I do think it's a good thing that you can't delete scores, but it also means you can't edit the outcomes. For example, imagine you implement your outcomes, then realize you'd prefer different wording. You can't change it. One way we got around it at my previous institution was to have the outcome descriptions point to an external rubric that we could edit. For example, effective communication pointed to the effective communication rubric. We never had to edit the actual Outcome in Canvas, but it allowed us the flexibility to edit the effective communication rubric.
Another issue can be if you revise outcomes frequently. This could mean having a large number of Outcomes in your sub-account or account that you can't delete and that you can't retire or otherwise keep people from using. This could cause an issue if your 2018 rubric is different from your 2016 rubric, and some faculty use the incorrect rubric. It can also very easily get cluttered or difficult to navigate, so I suggest a very clear structure from the start.
I like using the Canvas Commons to share assignments set up with the rubric attached. This is an alternative way of handling things if you can't get sub-account access, or if you want to have some assignment settings in common.
Downloading the results is pretty straightforward for outcomes at the sub-account or account level (there are two reports that are pre-built in Canvas for this), but it can get messy if the outcomes are just at the course level. Keep in mind that the data provided is very raw, so if you have many outcomes, it can take a bit of time to get it into a friendly format.
Instructure has been reaching out to a variety of institutions to get more information about how Outcomes are used, could be used, and might be re-imagined within Canvas. They seem like they are really doing some good background work to make it work better in the future.
I'm glad to hear Instructor is taking Outcomes seriously, since it seems that it could be used effectively for assessment.

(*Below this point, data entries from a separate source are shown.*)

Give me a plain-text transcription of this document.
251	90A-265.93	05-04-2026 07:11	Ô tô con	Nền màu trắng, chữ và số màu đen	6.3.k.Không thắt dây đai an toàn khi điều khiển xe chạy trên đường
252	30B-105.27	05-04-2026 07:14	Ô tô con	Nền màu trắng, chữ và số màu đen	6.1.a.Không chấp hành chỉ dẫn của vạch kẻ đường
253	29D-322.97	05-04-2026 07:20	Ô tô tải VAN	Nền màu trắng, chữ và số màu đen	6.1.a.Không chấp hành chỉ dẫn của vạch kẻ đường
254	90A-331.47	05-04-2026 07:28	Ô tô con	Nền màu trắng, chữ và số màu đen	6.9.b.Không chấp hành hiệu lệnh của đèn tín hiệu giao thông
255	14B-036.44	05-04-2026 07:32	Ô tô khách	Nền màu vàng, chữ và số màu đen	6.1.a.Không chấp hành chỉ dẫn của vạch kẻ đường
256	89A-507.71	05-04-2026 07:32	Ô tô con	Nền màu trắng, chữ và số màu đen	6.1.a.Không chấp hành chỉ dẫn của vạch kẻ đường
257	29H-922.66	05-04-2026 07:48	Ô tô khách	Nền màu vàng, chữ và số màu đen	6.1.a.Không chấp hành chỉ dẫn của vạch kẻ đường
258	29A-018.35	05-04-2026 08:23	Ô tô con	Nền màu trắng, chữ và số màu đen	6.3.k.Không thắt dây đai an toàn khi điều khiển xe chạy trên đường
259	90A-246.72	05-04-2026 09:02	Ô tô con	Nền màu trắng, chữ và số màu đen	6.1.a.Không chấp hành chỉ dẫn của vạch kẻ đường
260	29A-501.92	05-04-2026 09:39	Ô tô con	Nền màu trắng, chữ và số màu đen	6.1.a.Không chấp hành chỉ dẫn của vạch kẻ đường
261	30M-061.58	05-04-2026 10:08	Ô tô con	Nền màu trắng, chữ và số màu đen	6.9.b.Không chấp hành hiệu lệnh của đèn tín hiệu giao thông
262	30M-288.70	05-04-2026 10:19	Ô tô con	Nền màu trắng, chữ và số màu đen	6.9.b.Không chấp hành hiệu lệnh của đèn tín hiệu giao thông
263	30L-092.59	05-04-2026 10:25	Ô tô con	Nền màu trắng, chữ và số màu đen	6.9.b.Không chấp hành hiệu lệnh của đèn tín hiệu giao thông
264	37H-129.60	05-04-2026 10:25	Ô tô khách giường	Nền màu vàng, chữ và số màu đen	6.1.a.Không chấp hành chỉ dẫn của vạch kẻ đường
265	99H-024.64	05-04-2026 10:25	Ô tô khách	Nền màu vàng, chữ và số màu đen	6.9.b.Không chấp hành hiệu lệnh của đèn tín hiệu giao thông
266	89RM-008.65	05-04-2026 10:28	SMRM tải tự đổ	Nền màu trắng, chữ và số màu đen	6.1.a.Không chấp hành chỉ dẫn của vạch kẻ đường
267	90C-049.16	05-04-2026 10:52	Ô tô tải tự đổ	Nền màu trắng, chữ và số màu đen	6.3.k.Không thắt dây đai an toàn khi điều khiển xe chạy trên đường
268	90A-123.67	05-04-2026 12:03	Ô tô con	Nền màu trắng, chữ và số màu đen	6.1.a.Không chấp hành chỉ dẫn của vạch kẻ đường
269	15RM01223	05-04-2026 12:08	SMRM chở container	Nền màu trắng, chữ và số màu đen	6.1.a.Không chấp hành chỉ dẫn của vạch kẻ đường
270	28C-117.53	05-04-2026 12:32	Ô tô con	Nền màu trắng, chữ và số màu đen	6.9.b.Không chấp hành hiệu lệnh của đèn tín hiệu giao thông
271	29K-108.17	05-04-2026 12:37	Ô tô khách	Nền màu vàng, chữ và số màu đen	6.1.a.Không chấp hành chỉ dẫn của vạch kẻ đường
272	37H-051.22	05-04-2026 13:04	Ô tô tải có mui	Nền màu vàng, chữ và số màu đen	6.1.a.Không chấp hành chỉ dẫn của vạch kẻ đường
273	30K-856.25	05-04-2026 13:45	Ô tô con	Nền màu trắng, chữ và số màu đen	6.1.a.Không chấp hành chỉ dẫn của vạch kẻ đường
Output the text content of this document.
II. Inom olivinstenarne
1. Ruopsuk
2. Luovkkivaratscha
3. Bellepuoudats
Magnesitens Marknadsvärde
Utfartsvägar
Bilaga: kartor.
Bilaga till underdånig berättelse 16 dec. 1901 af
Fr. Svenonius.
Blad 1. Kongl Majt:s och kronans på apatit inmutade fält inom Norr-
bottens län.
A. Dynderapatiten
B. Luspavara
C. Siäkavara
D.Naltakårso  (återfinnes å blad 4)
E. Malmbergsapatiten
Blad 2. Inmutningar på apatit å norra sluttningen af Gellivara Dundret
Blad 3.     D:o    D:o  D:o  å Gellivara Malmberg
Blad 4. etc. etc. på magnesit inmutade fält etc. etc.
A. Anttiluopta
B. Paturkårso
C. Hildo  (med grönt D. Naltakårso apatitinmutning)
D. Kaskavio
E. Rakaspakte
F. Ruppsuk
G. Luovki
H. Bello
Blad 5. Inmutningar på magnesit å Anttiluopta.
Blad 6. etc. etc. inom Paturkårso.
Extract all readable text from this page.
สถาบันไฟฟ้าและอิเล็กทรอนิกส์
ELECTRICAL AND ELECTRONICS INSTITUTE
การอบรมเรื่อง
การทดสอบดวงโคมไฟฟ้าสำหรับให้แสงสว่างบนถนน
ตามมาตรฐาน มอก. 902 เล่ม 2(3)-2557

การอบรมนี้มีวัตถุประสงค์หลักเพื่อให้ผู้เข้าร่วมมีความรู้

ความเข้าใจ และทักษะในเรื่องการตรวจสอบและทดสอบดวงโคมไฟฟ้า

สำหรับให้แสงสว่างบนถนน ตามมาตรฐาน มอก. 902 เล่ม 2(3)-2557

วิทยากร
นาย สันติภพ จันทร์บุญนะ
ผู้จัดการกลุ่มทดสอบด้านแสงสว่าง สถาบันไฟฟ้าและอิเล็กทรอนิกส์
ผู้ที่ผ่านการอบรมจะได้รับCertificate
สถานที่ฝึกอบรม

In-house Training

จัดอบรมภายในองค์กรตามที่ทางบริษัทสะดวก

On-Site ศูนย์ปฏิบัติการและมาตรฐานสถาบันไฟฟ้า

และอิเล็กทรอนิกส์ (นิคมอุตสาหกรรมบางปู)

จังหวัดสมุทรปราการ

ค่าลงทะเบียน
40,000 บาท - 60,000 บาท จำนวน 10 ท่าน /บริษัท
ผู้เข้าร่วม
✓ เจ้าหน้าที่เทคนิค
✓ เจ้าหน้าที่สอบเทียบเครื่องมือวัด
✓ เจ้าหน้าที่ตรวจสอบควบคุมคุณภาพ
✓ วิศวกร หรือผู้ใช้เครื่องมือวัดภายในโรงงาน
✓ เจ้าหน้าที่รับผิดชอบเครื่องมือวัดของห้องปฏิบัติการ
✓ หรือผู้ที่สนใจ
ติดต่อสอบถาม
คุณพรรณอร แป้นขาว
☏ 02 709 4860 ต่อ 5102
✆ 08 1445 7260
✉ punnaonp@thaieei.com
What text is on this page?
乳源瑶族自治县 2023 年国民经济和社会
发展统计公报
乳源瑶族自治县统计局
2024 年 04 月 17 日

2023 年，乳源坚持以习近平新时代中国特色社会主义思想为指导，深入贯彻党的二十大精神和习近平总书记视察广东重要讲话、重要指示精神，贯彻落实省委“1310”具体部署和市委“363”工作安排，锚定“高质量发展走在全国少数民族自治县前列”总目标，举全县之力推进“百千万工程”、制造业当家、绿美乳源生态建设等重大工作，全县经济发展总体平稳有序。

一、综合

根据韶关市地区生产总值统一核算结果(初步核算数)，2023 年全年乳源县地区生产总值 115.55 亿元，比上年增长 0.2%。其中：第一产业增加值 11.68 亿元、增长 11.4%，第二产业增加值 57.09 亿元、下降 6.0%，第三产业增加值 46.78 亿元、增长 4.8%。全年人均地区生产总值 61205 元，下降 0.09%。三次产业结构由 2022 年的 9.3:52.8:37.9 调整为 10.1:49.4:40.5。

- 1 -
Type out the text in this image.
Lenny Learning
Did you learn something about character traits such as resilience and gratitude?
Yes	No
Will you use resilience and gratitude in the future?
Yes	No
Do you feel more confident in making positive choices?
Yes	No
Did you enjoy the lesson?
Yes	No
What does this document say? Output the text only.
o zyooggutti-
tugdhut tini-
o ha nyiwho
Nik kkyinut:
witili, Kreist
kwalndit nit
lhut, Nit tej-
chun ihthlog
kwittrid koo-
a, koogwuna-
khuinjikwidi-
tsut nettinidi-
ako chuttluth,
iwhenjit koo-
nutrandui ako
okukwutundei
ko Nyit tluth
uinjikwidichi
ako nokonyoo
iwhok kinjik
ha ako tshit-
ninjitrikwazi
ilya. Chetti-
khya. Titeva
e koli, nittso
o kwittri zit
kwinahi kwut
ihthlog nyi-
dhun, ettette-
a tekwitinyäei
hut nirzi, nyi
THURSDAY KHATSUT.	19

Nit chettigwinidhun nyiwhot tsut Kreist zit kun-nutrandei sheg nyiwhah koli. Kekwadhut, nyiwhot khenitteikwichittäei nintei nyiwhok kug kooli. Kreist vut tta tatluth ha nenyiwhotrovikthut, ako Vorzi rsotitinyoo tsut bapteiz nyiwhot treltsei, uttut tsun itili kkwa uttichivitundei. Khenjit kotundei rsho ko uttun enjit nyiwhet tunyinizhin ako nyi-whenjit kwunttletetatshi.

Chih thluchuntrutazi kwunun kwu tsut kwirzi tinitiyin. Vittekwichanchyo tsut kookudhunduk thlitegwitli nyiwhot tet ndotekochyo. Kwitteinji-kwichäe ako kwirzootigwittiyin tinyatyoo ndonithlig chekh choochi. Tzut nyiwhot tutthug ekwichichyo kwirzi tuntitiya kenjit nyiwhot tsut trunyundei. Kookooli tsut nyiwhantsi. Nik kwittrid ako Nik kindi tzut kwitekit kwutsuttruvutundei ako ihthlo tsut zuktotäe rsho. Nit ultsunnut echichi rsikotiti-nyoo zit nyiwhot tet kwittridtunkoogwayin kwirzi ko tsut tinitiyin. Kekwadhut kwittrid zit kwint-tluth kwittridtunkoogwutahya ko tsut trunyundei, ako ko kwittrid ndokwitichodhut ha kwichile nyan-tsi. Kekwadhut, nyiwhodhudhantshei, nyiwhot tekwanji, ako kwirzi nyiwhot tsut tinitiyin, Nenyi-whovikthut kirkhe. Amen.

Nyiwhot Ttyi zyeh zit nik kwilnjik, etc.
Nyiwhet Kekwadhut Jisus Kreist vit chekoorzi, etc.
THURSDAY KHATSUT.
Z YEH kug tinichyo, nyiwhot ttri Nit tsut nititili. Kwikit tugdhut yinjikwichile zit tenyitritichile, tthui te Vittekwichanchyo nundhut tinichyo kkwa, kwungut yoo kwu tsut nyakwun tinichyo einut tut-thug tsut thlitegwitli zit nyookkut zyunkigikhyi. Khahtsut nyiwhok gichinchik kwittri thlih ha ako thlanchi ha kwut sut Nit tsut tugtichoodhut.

It seems like the biggest problem with allowing revisions would be that you could change the meaning of the rubric (and one that has already been used) by altering it for future use.
The advantage would be that you could fix a typo.
This is similar to the issue with editing a quiz, where changing the wording of a question to correct a typo seems fairly straightforward, but editing a question too much could change the correct answer.
How to strike a balance between allowing enough editing to fix a mistake and not allowing too much that would significantly change the meaning of the rubric once it has been used?
That is a challenge! At my previous institution, the account-level Outcomes were managed by a very limited number of people, and even fewer had the ability to edit typos in the Outcome rubrics. In practice, we only made small tweaks to the wording on the rubrics, but it was a risky approach. I'd love to see some type of versioning so it's clear what version of a rubric someone was looking at when they submitted an assignment.